Ted grabbed the end of the rope as it landed inches from his hand, months of training came into play as the situation they trained for, but hoped would never be realised played out in front of the crews; he raised himself slightly and half throwing and half sliding got the rope to the edge of the cockpit window.
Joe took a slow step towards the window, realising any sudden movement could send the plane down and doom he and Clem to an icy death in seconds. Joe eased his body to the window and took a hold on the rope he pulled enough through the gap to wrap around Clem and then thumped the glass to signal Ted, who raised his hand to signal the rescue team to pull Clem out.

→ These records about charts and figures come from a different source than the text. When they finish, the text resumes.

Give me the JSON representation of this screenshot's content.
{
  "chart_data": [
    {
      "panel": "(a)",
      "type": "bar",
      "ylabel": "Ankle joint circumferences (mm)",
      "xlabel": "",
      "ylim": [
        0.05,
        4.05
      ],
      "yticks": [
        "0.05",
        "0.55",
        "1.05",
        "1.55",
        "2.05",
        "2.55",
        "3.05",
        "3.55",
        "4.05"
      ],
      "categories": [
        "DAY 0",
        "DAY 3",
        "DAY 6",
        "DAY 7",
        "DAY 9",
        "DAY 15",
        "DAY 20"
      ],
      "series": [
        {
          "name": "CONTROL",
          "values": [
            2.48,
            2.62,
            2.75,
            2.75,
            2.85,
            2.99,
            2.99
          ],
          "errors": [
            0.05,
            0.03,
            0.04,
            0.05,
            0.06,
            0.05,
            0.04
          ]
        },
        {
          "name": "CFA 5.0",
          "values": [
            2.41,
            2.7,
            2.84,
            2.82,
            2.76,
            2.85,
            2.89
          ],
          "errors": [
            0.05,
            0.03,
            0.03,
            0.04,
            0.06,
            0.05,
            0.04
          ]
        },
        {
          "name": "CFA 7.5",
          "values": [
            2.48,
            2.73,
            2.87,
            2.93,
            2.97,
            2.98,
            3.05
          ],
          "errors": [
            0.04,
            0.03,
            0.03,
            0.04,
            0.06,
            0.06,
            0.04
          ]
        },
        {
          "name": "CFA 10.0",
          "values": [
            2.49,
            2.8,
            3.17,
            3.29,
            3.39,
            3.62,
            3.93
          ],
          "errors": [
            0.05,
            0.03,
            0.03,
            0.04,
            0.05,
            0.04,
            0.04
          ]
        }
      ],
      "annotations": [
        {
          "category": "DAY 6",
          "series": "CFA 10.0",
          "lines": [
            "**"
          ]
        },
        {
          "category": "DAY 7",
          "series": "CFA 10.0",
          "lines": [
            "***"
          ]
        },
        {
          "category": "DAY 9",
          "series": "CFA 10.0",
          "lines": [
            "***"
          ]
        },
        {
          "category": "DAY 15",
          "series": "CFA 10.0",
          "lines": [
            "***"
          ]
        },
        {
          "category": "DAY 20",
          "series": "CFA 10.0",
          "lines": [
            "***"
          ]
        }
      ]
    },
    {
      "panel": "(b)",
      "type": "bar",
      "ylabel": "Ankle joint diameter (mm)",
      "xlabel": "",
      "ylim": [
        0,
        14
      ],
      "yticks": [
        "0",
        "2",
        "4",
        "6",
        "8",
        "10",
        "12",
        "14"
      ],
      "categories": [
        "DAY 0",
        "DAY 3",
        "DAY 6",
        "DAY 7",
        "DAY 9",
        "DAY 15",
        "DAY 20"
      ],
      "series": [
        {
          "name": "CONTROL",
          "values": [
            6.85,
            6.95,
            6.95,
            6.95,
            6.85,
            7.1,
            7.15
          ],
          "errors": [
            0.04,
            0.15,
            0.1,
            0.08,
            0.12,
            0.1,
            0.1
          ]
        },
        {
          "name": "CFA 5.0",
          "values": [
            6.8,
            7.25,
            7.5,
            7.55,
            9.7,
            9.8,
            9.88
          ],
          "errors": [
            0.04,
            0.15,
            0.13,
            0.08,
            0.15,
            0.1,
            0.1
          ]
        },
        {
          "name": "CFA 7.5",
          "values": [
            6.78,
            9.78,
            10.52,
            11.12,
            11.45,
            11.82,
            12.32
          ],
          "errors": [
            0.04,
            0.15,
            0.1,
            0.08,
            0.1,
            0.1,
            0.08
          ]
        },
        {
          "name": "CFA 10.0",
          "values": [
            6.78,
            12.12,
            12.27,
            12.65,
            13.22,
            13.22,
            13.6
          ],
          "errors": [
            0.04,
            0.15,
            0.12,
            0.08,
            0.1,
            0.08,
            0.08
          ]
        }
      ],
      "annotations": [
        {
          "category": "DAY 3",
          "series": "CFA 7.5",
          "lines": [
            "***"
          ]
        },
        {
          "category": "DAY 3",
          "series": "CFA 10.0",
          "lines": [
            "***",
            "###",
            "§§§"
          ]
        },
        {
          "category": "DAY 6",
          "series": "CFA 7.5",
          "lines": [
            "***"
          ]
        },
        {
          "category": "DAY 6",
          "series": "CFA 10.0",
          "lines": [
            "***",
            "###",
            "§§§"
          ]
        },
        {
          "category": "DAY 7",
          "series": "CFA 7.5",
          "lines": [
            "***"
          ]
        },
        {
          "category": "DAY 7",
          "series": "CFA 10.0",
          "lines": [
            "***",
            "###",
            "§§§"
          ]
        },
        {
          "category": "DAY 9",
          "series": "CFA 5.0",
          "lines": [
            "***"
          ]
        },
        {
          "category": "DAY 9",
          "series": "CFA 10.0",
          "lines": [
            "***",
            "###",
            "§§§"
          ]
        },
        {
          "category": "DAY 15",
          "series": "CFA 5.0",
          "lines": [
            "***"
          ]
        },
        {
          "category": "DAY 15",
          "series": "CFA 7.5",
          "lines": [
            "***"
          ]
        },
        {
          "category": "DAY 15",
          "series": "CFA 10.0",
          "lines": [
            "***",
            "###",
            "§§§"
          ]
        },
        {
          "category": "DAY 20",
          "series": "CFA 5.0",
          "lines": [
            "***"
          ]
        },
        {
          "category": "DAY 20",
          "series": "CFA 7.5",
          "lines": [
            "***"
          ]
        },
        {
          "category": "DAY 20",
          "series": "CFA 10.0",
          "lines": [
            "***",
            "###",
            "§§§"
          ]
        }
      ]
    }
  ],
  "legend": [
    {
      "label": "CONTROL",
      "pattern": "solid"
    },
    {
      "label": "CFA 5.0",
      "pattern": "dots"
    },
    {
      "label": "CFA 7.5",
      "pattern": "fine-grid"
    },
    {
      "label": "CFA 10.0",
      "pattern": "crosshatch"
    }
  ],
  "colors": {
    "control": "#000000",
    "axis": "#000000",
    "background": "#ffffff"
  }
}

The pull was slow and steady, otherwise the plane may topple with the balance altered; Clem’s limp body slowly emerged and got slid across to the team, “Quick throw me another rope!” Ted yelled above the howling winds. “Half of you take Clem to the hospital and the rest stay and get the passenger out with me.” The team throw the rope out to Ted and as planned the rope hit the ice inches from his hands, taking a steady aim, Ted launched the rope again, as he watched its arc, he realised the rope would land short by a few feet and Joe would have to chance reaching across the cracked ice to snatch a length.
In the cabin, Joe saw the rope arc and land on the broken ice, even the slight bump it made caused more ice to split from the crash site and this caused the plane to move its position slightly, “I have no choice now,” he muttered, “I stay here and die in the icy grave of the plane or I risk grabbing the rope, even though my moving will cause the plane to sink faster.”
As if in response to his worries, the plane lurched forward and he got thrown against the dashboard and got winded. He tried to move slow but with the water rising and losing sensation in his toes, he realised he had to throw caution to the wind, he realised he had one chance and the struggle and worry would be over for all time; he climbed on the pilot’s seat as the plane sank and made a dive through the already broken window for the rope, with a struggle he landed not far from the edge of the ice and managed to grab the end of the rope, as he did the plane sank suddenly; trapping him against the ice floe.